2.3. Appellant betoogt – kort samengevat - dat de rechtbank ten onrechte heeft geoordeeld dat het college de in het streekplan voorgeschreven bufferzone van minimaal 50 meter tussen agrarische bedrijven en woon- en verblijfsrecreatiegebieden mocht hanteren, ook in het onderhavige geval, waarin geen sprake is van een nabij gelegen woongebied doch slechts van een drietal nabij gelegen woningen.
2.4. Dit betoog slaagt. Met appellant is de Afdeling van oordeel dat de passage in het streekplan met betrekking tot bufferzones in het agrarisch gebied niet kan worden geacht mede betrekking te hebben op een situatie, zoals die zich hier voordoet, waarin sprake is van incidentele bebouwing, bestaande uit drie verspreid liggende woningen aan de Nieuwe Vreelandsedijk. Een dergelijke bebouwing valt naar normaal spraakgebruik niet onder het begrip woon- en of verblijfsrecreatiegebieden, terwijl uit het streekplan ook overigens niet valt af te leiden dat dit laatste de bedoeling zou zijn geweest. In de beslissing op bezwaar is dan ook ten onrechte aangenomen dat het bouwplan in strijd is met dit onderdeel van het streekplan. In dit verband zij voorts opgemerkt dat anders dan in de besluiten van het college wordt gesuggereerd hier geen sprake is van vestiging van een bouwblok. Het betreft uitsluitend een verzoek om een verklaring van geen bezwaar voor de bouw van een loods en een constructie voor de tijdelijke afdekking van gewassen.

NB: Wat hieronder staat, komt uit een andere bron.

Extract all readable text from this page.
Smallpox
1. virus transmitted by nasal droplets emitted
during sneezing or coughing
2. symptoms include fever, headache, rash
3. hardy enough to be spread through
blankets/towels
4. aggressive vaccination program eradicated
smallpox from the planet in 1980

De conclusie is dat de beslissing op bezwaar een deugdelijke motivering ontbeert en derhalve in strijd met artikel 7:12, eerste lid, van de Algemene wet bestuursrecht is genomen. De rechtbank heeft dit miskend.

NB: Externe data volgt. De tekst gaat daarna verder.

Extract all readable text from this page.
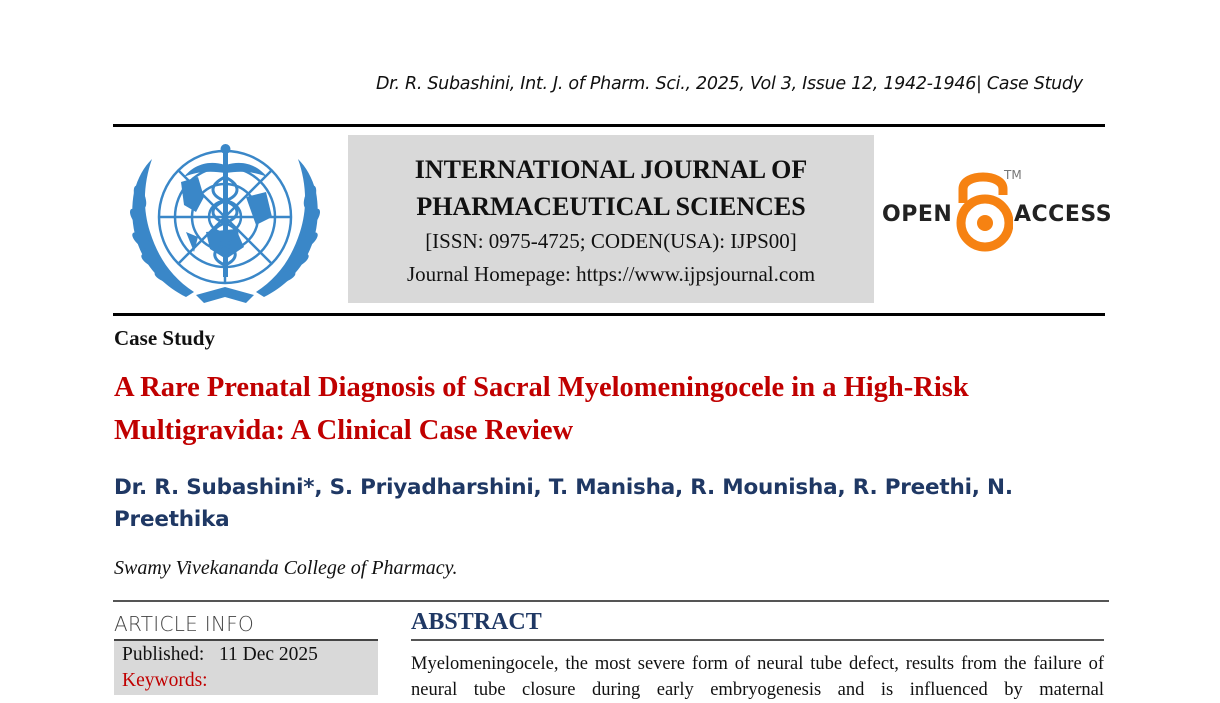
Dr. R. Subashini, Int. J. of Pharm. Sci., 2025, Vol 3, Issue 12, 1942-1946| Case Study
INTERNATIONAL JOURNAL OF
PHARMACEUTICAL SCIENCES
[ISSN: 0975-4725; CODEN(USA): IJPS00]
Journal Homepage: https://www.ijpsjournal.com
OPEN
TM
ACCESS
Case Study
A Rare Prenatal Diagnosis of Sacral Myelomeningocele in a High-Risk
Multigravida: A Clinical Case Review
Dr. R. Subashini*, S. Priyadharshini, T. Manisha, R. Mounisha, R. Preethi, N. Preethika
Swamy Vivekananda College of Pharmacy.
ARTICLE INFO
Published: 11 Dec 2025
Keywords:
ABSTRACT
Myelomeningocele, the most severe form of neural tube defect, results from the failure of neural tube closure during early embryogenesis and is influenced by maternal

2.5. Het hoger beroep is gegrond. De aangevallen uitspraak dient te worden vernietigd. Doende hetgeen de rechtbank zou behoren te doen zal de Afdeling het door appellant ingestelde beroep bij de rechtbank gegrond verklaren en de beslissing op bezwaar vernietigen. In de nieuw te nemen beslissing op bezwaar dient het college mede te betrekken dat het fruitteeltbedrijf van [derde belanghebbende] al sedert 1992 op het perceel is gevestigd, dat een dergelijk bedrijf ter plaatse op grond van het geldende bestemmingsplan is toegestaan en dat de (beoogde) bouwwerken binnen de normale bedrijfsvoering van een fruitteeltbedrijf passen.
2.6. Van proceskosten die voor vergoeding in aanmerking komen is niet gebleken.
De Afdeling bestuursrechtspraak van de Raad van State
Recht doende in naam der Koningin:
I. verklaart het hoger beroep gegrond;
II. vernietigt de uitspraak van de rechtbank te Middelburg van 8 mei 2003, Awb 02/383 en 02/387;
III. verklaart het door het college van burgemeester en wethouders van Borsele bij de rechtbank ingestelde beroep gegrond;
IV. vernietigt het besluit van het college van gedeputeerde staten van Zeeland van 18 juni 2002, 026169/631/14;
V. draagt gedeputeerde staten van Zeeland op met inachtneming van deze uitspraak een nieuw besluit te nemen;
VI. gelast dat de provincie Zeeland aan het college van burgemeester en wethouders van Borsele het door hem voor de behandeling van het beroep bij de rechtbank betaalde griffierecht (€ 218,00) vergoedt.
Aldus vastgesteld door mr. C.M. Ligtelijn-van Bilderbeek, Voorzitter, en mr. J.A.M. van Angeren en mr. C.H.M. van Altena, Leden, in tegenwoordigheid van mr. J.H. Roelfsema, ambtenaar van Staat.